Tomorrow Investor

UK Future of Compute Review Makes Ten Points for Growth and Further Development


A fragmented public computing infrastructure that needs some serious interventions and a more comprehensive – and cohesive – long-term vision is how experts described the United Kingdom’s current public computing infrastructure in the country’s most recent Future of Compute review. 

Indeed, if the country is unable to address the most pressing issues, it will end up struggling to establish itself as a superpower in terms of science and technology. It’s also possible that any inaction will also prevent public computing in the country from achieving its full potential.

Three Key Areas for Deployment

According to the report, the UK’s current digital landscape is made up of three overlapping deployment areas: artificial intelligence (AI) and applications thereof; modeling and simulation workloads related to science; and cloud computing.
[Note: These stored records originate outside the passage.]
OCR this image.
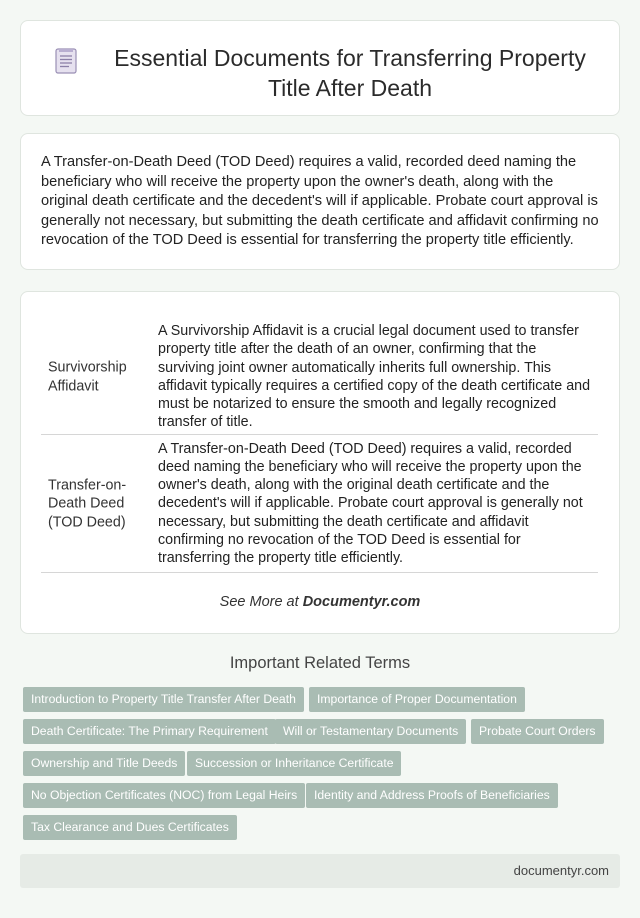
Essential Documents for Transferring Property Title After Death

A Transfer-on-Death Deed (TOD Deed) requires a valid, recorded deed naming the beneficiary who will receive the property upon the owner's death, along with the original death certificate and the decedent's will if applicable. Probate court approval is generally not necessary, but submitting the death certificate and affidavit confirming no revocation of the TOD Deed is essential for transferring the property title efficiently.

Survivorship Affidavit
A Survivorship Affidavit is a crucial legal document used to transfer property title after the death of an owner, confirming that the surviving joint owner automatically inherits full ownership. This affidavit typically requires a certified copy of the death certificate and must be notarized to ensure the smooth and legally recognized transfer of title.
Transfer-on-Death Deed (TOD Deed)
A Transfer-on-Death Deed (TOD Deed) requires a valid, recorded deed naming the beneficiary who will receive the property upon the owner's death, along with the original death certificate and the decedent's will if applicable. Probate court approval is generally not necessary, but submitting the death certificate and affidavit confirming no revocation of the TOD Deed is essential for transferring the property title efficiently.
See More at Documentyr.com
Important Related Terms
Introduction to Property Title Transfer After Death	Importance of Proper Documentation
Death Certificate: The Primary Requirement	Will or Testamentary Documents	Probate Court Orders
Ownership and Title Deeds	Succession or Inheritance Certificate
No Objection Certificates (NOC) from Legal Heirs	Identity and Address Proofs of Beneficiaries
Tax Clearance and Dues Certificates
documentyr.com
The report pointed out that all three areas are converging in various ways. AI computing, for example, may be done in the cloud, while high-performance computing (HPC) access models are beginning to ape the cloud in various aspects. At the same time, a growing number of AI workloads are being supported by HPC.
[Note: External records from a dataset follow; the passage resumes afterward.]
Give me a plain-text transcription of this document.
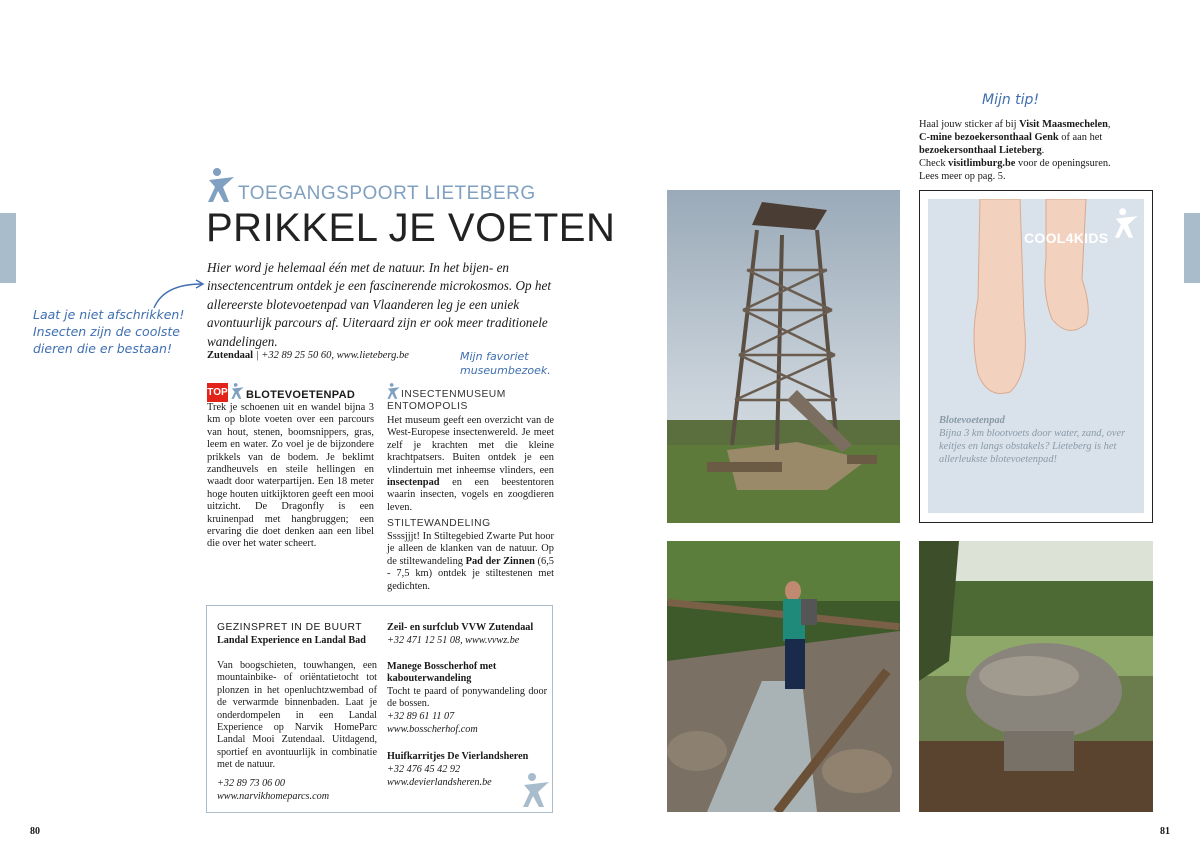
TOEGANGSPOORT LIETEBERG
PRIKKEL JE VOETEN
Hier word je helemaal één met de natuur. In het bijen- en insectencentrum ontdek je een fascinerende microkosmos. Op het allereerste blotevoetenpad van Vlaanderen leg je een uniek avontuurlijk parcours af. Uiteraard zijn er ook meer traditionele wandelingen.
Zutendaal | +32 89 25 50 60, www.lieteberg.be
Laat je niet afschrikken! Insecten zijn de coolste dieren die er bestaan!
Mijn favoriet museumbezoek.
TOP BLOTEVOETENPAD
Trek je schoenen uit en wandel bijna 3 km op blote voeten over een parcours van hout, stenen, boomsnippers, gras, leem en water. Zo voel je de bijzondere prikkels van de bodem. Je beklimt zandheuvels en steile hellingen en waadt door waterpartijen. Een 18 meter hoge houten uitkijktoren geeft een mooi uitzicht. De Dragonfly is een kruinenpad met hangbruggen; een ervaring die doet denken aan een libel die over het water scheert.
INSECTENMUSEUM ENTOMOPOLIS
Het museum geeft een overzicht van de West-Europese insectenwereld. Je meet zelf je krachten met die kleine krachtpatsers. Buiten ontdek je een vlindertuin met inheemse vlinders, een insectenpad en een beestentoren waarin insecten, vogels en zoogdieren leven.
STILTEWANDELING
Ssssjjjt! In Stiltegebied Zwarte Put hoor je alleen de klanken van de natuur. Op de stiltewandeling Pad der Zinnen (6,5 - 7,5 km) ontdek je stiltestenen met gedichten.
GEZINSPRET IN DE BUURT
Landal Experience en Landal Bad
Van boogschieten, touwhangen, een mountainbike- of oriëntatietocht tot plonzen in het openluchtzwembad of de verwarmde binnenbaden. Laat je onderdompelen in een Landal Experience op Narvik HomeParc Landal Mooi Zutendaal. Uitdagend, sportief en avontuurlijk in combinatie met de natuur.
+32 89 73 06 00
www.narvikhomeparcs.com
Zeil- en surfclub VVW Zutendaal
+32 471 12 51 08, www.vvwz.be
Manege Bosscherhof met kabouterwandeling
Tocht te paard of ponywandeling door de bossen.
+32 89 61 11 07
www.bosscherhof.com
Huifkarritjes De Vierlandsheren
+32 476 45 42 92
www.devierlandsheren.be
80
Mijn tip!
Haal jouw sticker af bij Visit Maasmechelen, C-mine bezoekersonthaal Genk of aan het bezoekersonthaal Lieteberg.
Check visitlimburg.be voor de openingsuren.
Lees meer op pag. 5.
COOL4KIDS
Blotevoetenpad
Bijna 3 km blootvoets door water, zand, over keitjes en langs obstakels? Lieteberg is het allerleukste blotevoetenpad!
81
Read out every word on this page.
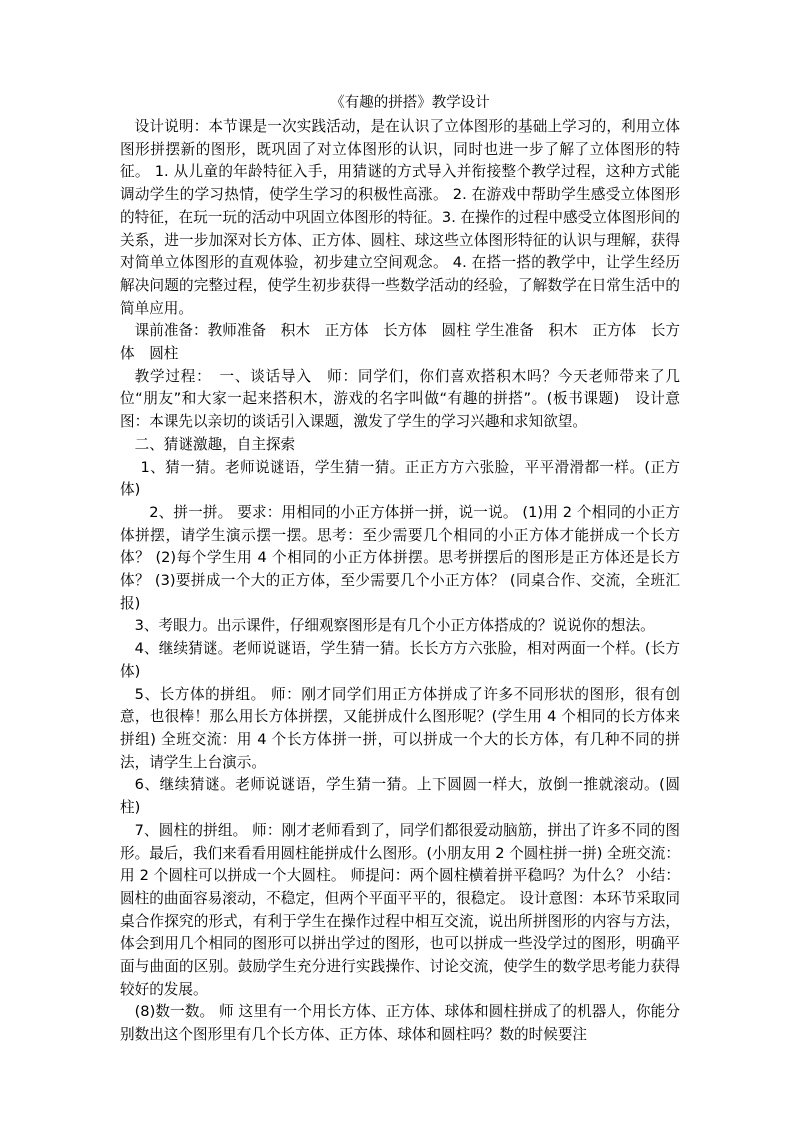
《有趣的拼搭》教学设计

设计说明：本节课是一次实践活动，是在认识了立体图形的基础上学习的，利用立体图形拼摆新的图形，既巩固了对立体图形的认识，同时也进一步了解了立体图形的特征。 1. 从儿童的年龄特征入手，用猜谜的方式导入并衔接整个教学过程，这种方式能调动学生的学习热情，使学生学习的积极性高涨。 2. 在游戏中帮助学生感受立体图形的特征，在玩一玩的活动中巩固立体图形的特征。3. 在操作的过程中感受立体图形间的关系，进一步加深对长方体、正方体、圆柱、球这些立体图形特征的认识与理解，获得对简单立体图形的直观体验，初步建立空间观念。 4. 在搭一搭的教学中，让学生经历解决问题的完整过程，使学生初步获得一些数学活动的经验，了解数学在日常生活中的简单应用。

课前准备：教师准备　积木　正方体　长方体　圆柱 学生准备　积木　正方体　长方体　圆柱

教学过程：　一、谈话导入　师：同学们，你们喜欢搭积木吗？今天老师带来了几位“朋友”和大家一起来搭积木，游戏的名字叫做“有趣的拼搭”。(板书课题)　设计意图：本课先以亲切的谈话引入课题，激发了学生的学习兴趣和求知欲望。

二、猜谜激趣，自主探索

1、猜一猜。老师说谜语，学生猜一猜。正正方方六张脸，平平滑滑都一样。(正方体)

2、拼一拼。 要求：用相同的小正方体拼一拼，说一说。 (1)用 2 个相同的小正方体拼摆，请学生演示摆一摆。思考：至少需要几个相同的小正方体才能拼成一个长方体？ (2)每个学生用 4 个相同的小正方体拼摆。思考拼摆后的图形是正方体还是长方体？ (3)要拼成一个大的正方体，至少需要几个小正方体？ (同桌合作、交流，全班汇报)

3、考眼力。出示课件，仔细观察图形是有几个小正方体搭成的？说说你的想法。

4、继续猜谜。老师说谜语，学生猜一猜。长长方方六张脸，相对两面一个样。(长方体)

5、长方体的拼组。 师：刚才同学们用正方体拼成了许多不同形状的图形，很有创意，也很棒！那么用长方体拼摆，又能拼成什么图形呢？(学生用 4 个相同的长方体来拼组) 全班交流：用 4 个长方体拼一拼，可以拼成一个大的长方体，有几种不同的拼法，请学生上台演示。

6、继续猜谜。老师说谜语，学生猜一猜。上下圆圆一样大，放倒一推就滚动。(圆柱)

7、圆柱的拼组。 师：刚才老师看到了，同学们都很爱动脑筋，拼出了许多不同的图形。最后，我们来看看用圆柱能拼成什么图形。(小朋友用 2 个圆柱拼一拼) 全班交流：用 2 个圆柱可以拼成一个大圆柱。 师提问：两个圆柱横着拼平稳吗？为什么？ 小结：圆柱的曲面容易滚动，不稳定，但两个平面平平的，很稳定。 设计意图：本环节采取同桌合作探究的形式，有利于学生在操作过程中相互交流，说出所拼图形的内容与方法，体会到用几个相同的图形可以拼出学过的图形，也可以拼成一些没学过的图形，明确平面与曲面的区别。鼓励学生充分进行实践操作、讨论交流，使学生的数学思考能力获得较好的发展。

(8)数一数。 师 这里有一个用长方体、正方体、球体和圆柱拼成了的机器人，你能分别数出这个图形里有几个长方体、正方体、球体和圆柱吗？数的时候要注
However, the government has lagged in terms of investing in the AI sector and other areas despite longstanding information regarding the economic value of such technologies. As a result, experts presented a list of possible interventions that could put the situation to rights.

A Shopping List of Interventions

Among the interventions presented in the report are the formulation and publication of a ten-year-long strategic vision for the country’s national computing infrastructure; the establishment of a government agency or coordination body to implement this vision statement; as well as the immediate infusion of funding and investments to develop and implement an exascale technological roadmap that will enable the UK to step in time with the technological initiatives of other countries.
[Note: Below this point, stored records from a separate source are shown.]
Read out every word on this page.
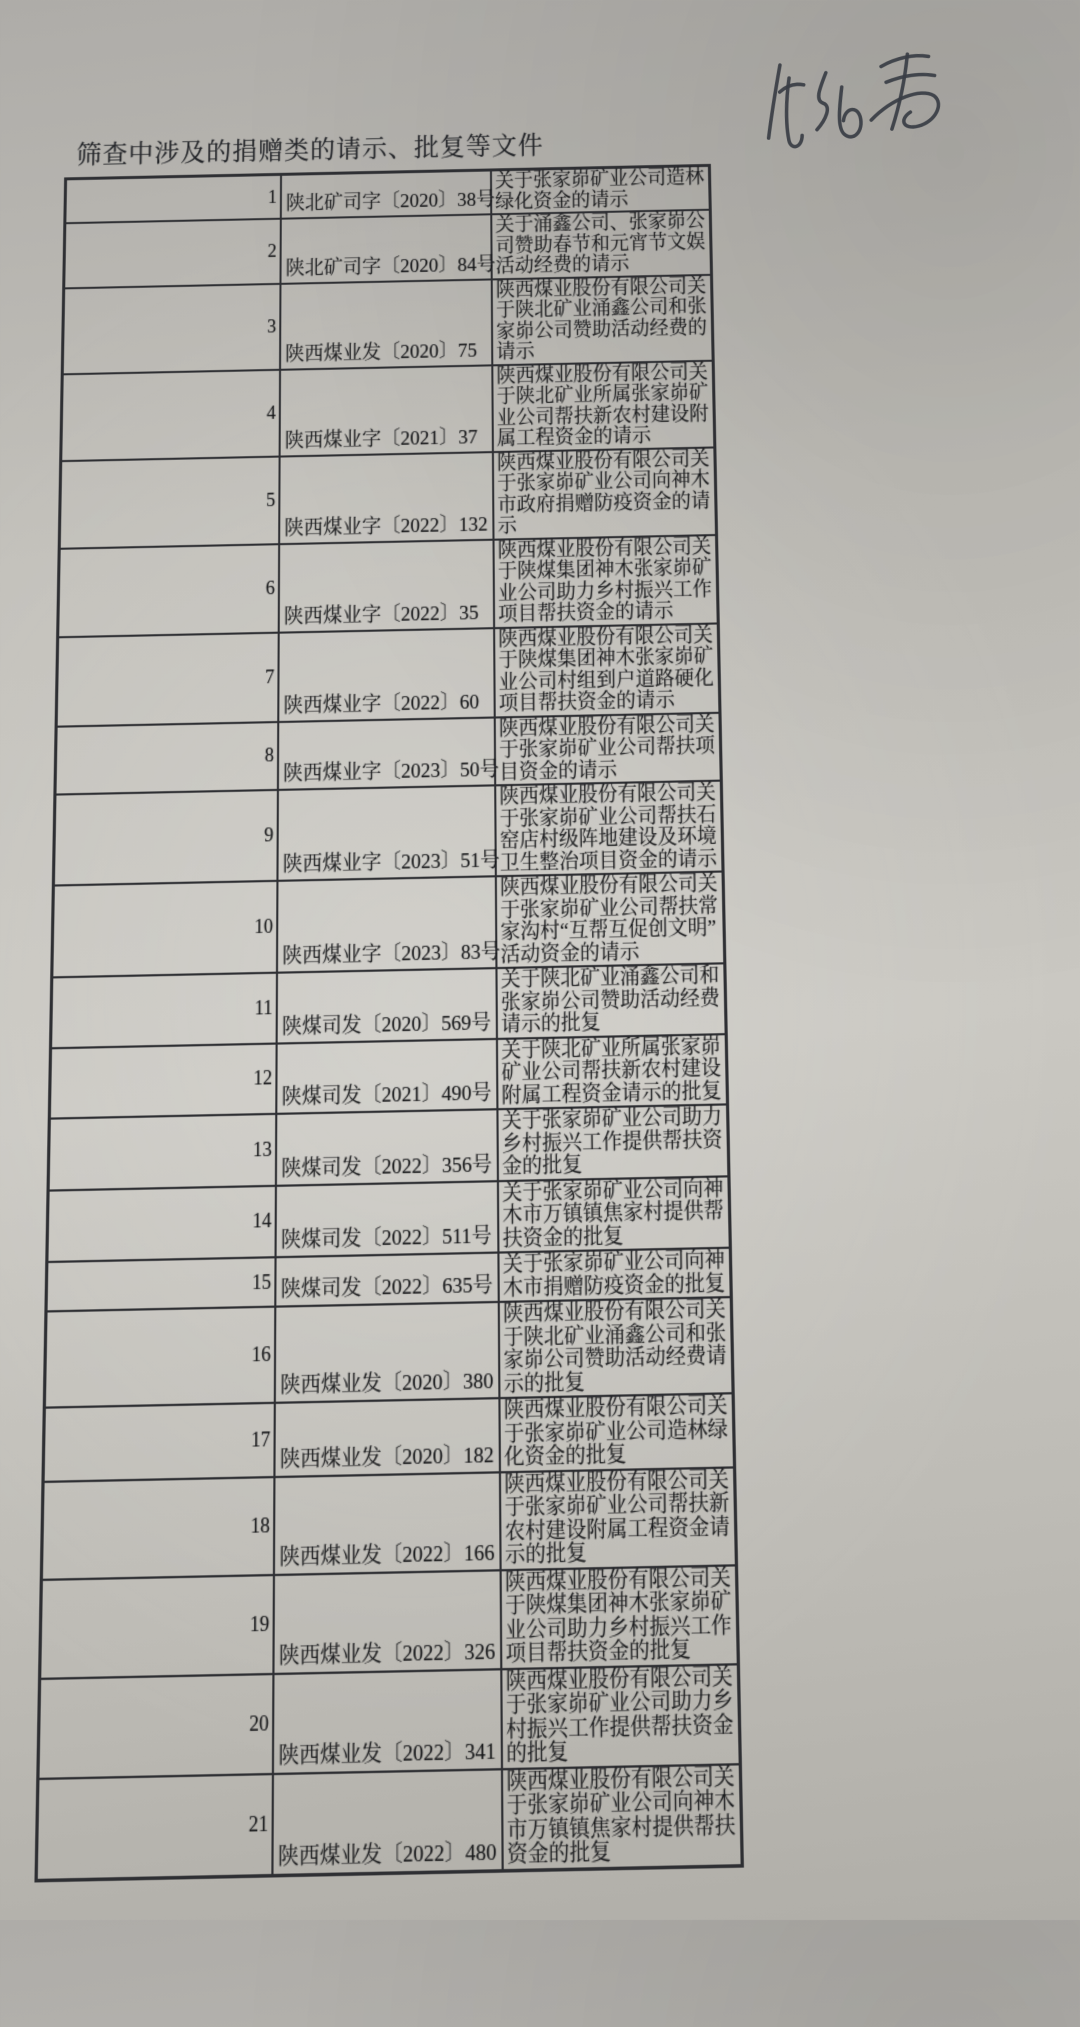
筛查中涉及的捐赠类的请示、批复等文件
1 陕北矿司字〔2020〕38号
关于张家峁矿业公司造林绿化资金的请示
2
陕北矿司字〔2020〕84号
关于涌鑫公司、张家峁公司赞助春节和元宵节文娱活动经费的请示
3
陕西煤业发〔2020〕75
陕西煤业股份有限公司关于陕北矿业涌鑫公司和张家峁公司赞助活动经费的请示
4
陕西煤业字〔2021〕37
陕西煤业股份有限公司关于陕北矿业所属张家峁矿业公司帮扶新农村建设附属工程资金的请示
5
陕西煤业字〔2022〕132
陕西煤业股份有限公司关于张家峁矿业公司向神木市政府捐赠防疫资金的请示
6
陕西煤业字〔2022〕35
陕西煤业股份有限公司关于陕煤集团神木张家峁矿业公司助力乡村振兴工作项目帮扶资金的请示
7
陕西煤业字〔2022〕60
陕西煤业股份有限公司关于陕煤集团神木张家峁矿业公司村组到户道路硬化项目帮扶资金的请示
8
陕西煤业字〔2023〕50号
陕西煤业股份有限公司关于张家峁矿业公司帮扶项目资金的请示
9
陕西煤业字〔2023〕51号
陕西煤业股份有限公司关于张家峁矿业公司帮扶石窑店村级阵地建设及环境卫生整治项目资金的请示
10
陕西煤业字〔2023〕83号
陕西煤业股份有限公司关于张家峁矿业公司帮扶常家沟村“互帮互促创文明”活动资金的请示
11
陕煤司发〔2020〕569号
关于陕北矿业涌鑫公司和张家峁公司赞助活动经费请示的批复
12
陕煤司发〔2021〕490号
关于陕北矿业所属张家峁矿业公司帮扶新农村建设附属工程资金请示的批复
13
陕煤司发〔2022〕356号
关于张家峁矿业公司助力乡村振兴工作提供帮扶资金的批复
14
陕煤司发〔2022〕511号
关于张家峁矿业公司向神木市万镇镇焦家村提供帮扶资金的批复
15 陕煤司发〔2022〕635号
关于张家峁矿业公司向神木市捐赠防疫资金的批复
16
陕西煤业发〔2020〕380
陕西煤业股份有限公司关于陕北矿业涌鑫公司和张家峁公司赞助活动经费请示的批复
17
陕西煤业发〔2020〕182
陕西煤业股份有限公司关于张家峁矿业公司造林绿化资金的批复
18
陕西煤业发〔2022〕166
陕西煤业股份有限公司关于张家峁矿业公司帮扶新农村建设附属工程资金请示的批复
19
陕西煤业发〔2022〕326
陕西煤业股份有限公司关于陕煤集团神木张家峁矿业公司助力乡村振兴工作项目帮扶资金的批复
20
陕西煤业发〔2022〕341
陕西煤业股份有限公司关于张家峁矿业公司助力乡村振兴工作提供帮扶资金的批复
21
陕西煤业发〔2022〕480
陕西煤业股份有限公司关于张家峁矿业公司向神木市万镇镇焦家村提供帮扶资金的批复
The authors of the report added that the roadmap out to be published around this time next year and that it should present a detailed plan on how improvements could be made to public sector computing. They also pointed out how the UK needs to invest and train up a skilled computing-driven workforce, and to get the most out of its many technological collaborations with the United States, Japan, and European Union member-countries.

The report also served to remind the government of the country’s current position as a global technology hub, a prominent player in the fields of research and innovation, and the home of globally-ranked centers for study. Should the government choose to act upon the suggested interventions, the societal and economic benefits to the British people would be immense.